The tone of the film - this morally superior we should treat everyone as equally valuable humans just because - without suggesting real solutions to the underlying (and overwhelming) problems of poverty, starvation/food shortages, overpopulation, lack of education, pollution, and etc., and without even questioning whether one's cultural background and preferences should be imposed on others made me dislike the documentary and question the tone/intent.

Reviewed by HCTerra10 / 10

A Very Hard Film to Watch, but SO Important!

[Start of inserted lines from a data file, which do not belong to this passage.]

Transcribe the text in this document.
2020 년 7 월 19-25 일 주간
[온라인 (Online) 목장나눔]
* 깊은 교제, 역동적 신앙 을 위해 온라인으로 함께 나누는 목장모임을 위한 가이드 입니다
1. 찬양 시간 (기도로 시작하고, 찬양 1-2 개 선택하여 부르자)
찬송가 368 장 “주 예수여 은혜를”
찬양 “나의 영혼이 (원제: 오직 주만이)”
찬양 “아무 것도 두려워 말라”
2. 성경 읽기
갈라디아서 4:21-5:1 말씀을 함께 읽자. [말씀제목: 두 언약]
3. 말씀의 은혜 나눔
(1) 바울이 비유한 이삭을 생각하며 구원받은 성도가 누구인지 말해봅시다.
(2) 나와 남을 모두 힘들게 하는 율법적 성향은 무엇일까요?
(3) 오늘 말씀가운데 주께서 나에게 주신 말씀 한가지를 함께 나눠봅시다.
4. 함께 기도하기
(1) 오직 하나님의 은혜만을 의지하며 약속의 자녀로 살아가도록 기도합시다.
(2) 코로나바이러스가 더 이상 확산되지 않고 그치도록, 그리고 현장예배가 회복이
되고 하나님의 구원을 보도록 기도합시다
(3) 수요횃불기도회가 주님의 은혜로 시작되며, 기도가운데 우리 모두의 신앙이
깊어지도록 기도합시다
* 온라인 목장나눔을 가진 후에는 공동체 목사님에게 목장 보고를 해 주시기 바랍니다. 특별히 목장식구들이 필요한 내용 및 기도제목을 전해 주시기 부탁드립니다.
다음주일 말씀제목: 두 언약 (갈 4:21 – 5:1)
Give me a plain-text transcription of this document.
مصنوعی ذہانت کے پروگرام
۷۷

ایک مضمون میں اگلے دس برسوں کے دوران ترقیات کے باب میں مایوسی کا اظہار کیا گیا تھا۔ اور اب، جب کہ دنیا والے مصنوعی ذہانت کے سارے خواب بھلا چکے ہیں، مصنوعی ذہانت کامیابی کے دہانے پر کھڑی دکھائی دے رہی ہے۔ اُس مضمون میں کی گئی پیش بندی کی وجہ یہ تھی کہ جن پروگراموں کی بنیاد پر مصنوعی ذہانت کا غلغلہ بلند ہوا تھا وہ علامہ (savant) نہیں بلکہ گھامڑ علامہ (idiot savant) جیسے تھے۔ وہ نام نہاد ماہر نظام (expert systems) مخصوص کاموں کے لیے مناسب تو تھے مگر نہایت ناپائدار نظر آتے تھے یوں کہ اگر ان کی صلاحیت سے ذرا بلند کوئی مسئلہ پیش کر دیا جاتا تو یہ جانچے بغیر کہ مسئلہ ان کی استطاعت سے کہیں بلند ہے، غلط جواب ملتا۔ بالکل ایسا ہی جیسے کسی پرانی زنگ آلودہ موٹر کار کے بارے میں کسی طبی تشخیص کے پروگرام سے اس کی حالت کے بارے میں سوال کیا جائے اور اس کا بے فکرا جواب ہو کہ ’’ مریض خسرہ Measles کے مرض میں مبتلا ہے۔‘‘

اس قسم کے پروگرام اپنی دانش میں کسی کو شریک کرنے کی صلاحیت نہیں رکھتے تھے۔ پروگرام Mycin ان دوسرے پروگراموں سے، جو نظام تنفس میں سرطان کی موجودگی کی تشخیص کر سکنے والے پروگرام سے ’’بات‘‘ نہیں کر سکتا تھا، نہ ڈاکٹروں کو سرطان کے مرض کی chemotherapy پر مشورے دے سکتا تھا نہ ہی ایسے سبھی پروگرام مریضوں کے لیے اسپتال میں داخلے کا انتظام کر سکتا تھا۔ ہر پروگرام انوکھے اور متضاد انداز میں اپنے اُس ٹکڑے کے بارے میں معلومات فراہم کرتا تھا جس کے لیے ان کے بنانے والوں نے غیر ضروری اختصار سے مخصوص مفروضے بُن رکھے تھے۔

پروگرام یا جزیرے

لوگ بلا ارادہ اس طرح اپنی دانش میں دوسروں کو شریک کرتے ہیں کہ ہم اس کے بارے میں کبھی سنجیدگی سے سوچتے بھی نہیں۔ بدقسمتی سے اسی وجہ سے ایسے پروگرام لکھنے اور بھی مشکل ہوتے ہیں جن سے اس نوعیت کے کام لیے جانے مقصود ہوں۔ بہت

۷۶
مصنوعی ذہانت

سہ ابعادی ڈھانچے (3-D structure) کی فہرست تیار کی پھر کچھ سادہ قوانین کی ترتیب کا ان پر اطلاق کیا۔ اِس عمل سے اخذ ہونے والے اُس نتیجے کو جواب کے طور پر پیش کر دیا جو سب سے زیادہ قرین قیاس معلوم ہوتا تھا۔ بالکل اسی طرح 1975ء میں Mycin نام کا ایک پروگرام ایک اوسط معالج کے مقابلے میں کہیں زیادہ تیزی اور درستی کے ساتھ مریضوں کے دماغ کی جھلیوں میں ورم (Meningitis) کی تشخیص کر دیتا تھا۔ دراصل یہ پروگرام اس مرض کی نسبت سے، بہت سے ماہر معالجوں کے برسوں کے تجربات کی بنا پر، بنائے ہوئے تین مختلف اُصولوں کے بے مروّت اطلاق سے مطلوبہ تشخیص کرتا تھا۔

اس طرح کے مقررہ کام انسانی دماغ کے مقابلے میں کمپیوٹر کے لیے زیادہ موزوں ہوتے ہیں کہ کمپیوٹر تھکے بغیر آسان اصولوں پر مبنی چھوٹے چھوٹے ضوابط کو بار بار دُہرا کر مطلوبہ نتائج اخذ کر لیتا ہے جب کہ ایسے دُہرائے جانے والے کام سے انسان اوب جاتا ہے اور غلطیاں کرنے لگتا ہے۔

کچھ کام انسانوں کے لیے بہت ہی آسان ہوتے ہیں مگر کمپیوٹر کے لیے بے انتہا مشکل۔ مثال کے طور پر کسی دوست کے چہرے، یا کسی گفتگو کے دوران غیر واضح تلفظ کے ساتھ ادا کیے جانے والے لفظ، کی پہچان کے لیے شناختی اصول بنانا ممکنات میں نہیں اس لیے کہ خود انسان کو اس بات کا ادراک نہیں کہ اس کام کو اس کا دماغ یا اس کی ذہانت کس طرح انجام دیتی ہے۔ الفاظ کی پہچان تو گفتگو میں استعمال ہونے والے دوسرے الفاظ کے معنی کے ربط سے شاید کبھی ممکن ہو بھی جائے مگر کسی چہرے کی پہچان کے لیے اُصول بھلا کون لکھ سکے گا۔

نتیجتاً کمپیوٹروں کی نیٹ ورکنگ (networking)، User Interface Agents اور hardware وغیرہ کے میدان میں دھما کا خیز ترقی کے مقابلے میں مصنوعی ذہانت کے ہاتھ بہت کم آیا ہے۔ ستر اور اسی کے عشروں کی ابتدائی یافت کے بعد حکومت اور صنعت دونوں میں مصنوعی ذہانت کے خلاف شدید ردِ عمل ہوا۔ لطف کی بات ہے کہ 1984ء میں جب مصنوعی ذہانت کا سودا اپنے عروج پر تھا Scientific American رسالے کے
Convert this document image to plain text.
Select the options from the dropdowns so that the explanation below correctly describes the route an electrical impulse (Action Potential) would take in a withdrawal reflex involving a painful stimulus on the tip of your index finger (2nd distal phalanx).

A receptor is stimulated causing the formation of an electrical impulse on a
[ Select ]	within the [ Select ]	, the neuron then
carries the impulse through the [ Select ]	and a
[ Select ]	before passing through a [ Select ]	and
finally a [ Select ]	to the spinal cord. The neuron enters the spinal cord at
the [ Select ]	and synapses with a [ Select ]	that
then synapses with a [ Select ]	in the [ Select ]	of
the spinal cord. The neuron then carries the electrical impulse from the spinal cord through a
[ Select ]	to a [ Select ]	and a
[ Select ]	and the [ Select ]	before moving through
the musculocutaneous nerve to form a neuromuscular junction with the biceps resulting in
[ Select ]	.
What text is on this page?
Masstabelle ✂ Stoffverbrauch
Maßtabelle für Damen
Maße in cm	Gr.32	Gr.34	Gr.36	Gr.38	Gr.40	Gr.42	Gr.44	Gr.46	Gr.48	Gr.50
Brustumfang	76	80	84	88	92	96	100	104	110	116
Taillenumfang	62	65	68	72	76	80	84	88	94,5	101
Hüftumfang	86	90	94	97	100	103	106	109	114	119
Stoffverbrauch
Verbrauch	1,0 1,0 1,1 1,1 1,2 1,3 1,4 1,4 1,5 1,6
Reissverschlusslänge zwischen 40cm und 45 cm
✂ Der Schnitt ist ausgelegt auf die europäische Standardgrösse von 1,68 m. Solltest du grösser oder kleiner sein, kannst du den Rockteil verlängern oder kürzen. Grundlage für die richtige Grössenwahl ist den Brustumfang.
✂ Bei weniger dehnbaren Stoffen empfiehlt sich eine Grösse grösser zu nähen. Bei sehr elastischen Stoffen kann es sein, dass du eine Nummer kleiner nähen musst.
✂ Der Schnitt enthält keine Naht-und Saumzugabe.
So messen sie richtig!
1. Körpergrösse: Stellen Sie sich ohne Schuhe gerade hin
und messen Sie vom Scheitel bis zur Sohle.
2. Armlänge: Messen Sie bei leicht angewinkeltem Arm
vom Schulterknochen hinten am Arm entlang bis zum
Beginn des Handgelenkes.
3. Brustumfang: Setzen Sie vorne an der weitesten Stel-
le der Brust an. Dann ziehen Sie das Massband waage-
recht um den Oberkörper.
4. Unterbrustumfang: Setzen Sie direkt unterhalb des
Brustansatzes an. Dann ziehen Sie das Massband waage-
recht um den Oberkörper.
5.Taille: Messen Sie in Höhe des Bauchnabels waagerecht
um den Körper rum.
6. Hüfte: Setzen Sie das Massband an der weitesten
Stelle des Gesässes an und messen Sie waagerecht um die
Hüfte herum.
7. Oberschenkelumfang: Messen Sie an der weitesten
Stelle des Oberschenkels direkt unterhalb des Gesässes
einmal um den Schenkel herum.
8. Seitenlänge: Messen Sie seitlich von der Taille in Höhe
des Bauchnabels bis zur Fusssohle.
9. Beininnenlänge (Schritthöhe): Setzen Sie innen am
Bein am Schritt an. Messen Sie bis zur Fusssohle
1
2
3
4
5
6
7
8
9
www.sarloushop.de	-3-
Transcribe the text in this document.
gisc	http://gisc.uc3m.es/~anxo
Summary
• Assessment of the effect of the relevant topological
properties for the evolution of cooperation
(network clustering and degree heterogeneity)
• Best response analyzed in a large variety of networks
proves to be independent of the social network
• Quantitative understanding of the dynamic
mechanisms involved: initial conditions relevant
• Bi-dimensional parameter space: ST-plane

I just want to say first that the other review that criticizes the film and says its "nothing new", that right there is a big part of the problem. Treating these things like run of the mill world issues is why we aren't doing more to help the situation. We prefer boys to girls in most of the world. There is gendercide going on right here in America, we just don't have to be so hands-on about it. If people can't learn to care about what is going on in other countries with sex selection and other gender related issues, how are we to get rid of gender preference here? Anyways, the film was very powerful. I appreciated the brutal honesty from people who had killed their infant daughters, or aborted their child because she was a girl. We have a tendency to think that the bad things happening around the world and in your own country are being committed by bad people living in the shadows. In reality, it is just average people who you would see as no more dangerous than the next person. We need to understand that the problem lies in the culture and society norms, not the individual person. That is a lot of what is shown here. What is actually happening, who is doing it and why, and what the results of their actions are over time.

It is a good film, but very difficult to watch, especially if gender issues hit close to home with you. Watch it anyways, it is too important to ignore because reality makes you uncomfortable.